The Auschwitz-Birkenau Memorial and Museum insists it is the rightful home of the paintings, which it says it bought from camp survivors in the 1960s and '70s. Artifacts proving Holocaust history should be in their original setting, museum officials say.

Babbitt and her mother managed to survive Auschwitz and evacuation marches. After liberation, Babbitt went to Paris and became an assistant to American cartoonist Art Babbitt, one of Disney's "Snow White" animators. They married and moved to Hollywood and later divorced. Dina Babbitt worked in animation at various Hollywood studios.

Then, out of the blue in 1973, the Auschwitz museum notified her that it had the paintings. An official had noticed that the signatures matched those on Babbitt illustrations in an unrelated book. Stunned, she began her campaign, traveling to Poland and winning a supportive U.S. congressional resolution.

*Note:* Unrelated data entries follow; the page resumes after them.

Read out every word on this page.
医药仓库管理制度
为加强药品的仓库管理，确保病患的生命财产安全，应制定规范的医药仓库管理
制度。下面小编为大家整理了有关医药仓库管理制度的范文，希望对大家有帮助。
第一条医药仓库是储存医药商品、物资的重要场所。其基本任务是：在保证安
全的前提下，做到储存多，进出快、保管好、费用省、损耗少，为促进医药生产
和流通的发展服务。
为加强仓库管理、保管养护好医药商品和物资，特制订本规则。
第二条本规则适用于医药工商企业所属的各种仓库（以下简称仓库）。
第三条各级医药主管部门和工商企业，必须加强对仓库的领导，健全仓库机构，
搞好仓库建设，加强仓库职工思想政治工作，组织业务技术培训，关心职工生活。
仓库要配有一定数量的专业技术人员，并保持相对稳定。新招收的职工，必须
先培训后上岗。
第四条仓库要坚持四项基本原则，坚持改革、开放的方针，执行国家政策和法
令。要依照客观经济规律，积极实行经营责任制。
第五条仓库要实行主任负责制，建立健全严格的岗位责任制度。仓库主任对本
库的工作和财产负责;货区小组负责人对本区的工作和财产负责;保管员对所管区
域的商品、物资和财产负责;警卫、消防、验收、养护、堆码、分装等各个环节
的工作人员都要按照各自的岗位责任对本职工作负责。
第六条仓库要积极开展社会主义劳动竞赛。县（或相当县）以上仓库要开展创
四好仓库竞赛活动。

Babbitt's efforts represented "an important aspect" of Holocaust survivors' struggles for restitution and to regain property stolen from them, said Rafael Medoff, director of the David S. Wyman Institute for Holocaust Studies, a Washington-based organization active in her cause.

Medoff and celebrated comic book artist Neal Adams helped produce a six-page cartoon version of Babbitt's life that was published this year. Adams said Babbitt symbolized the struggle of an individual against an immoral state. "Now the woman has died and she doesn't have her paintings. That's the very worst part," Adams said.

After cremation, private services for Babbitt were held Friday and plans are pending for a public memorial.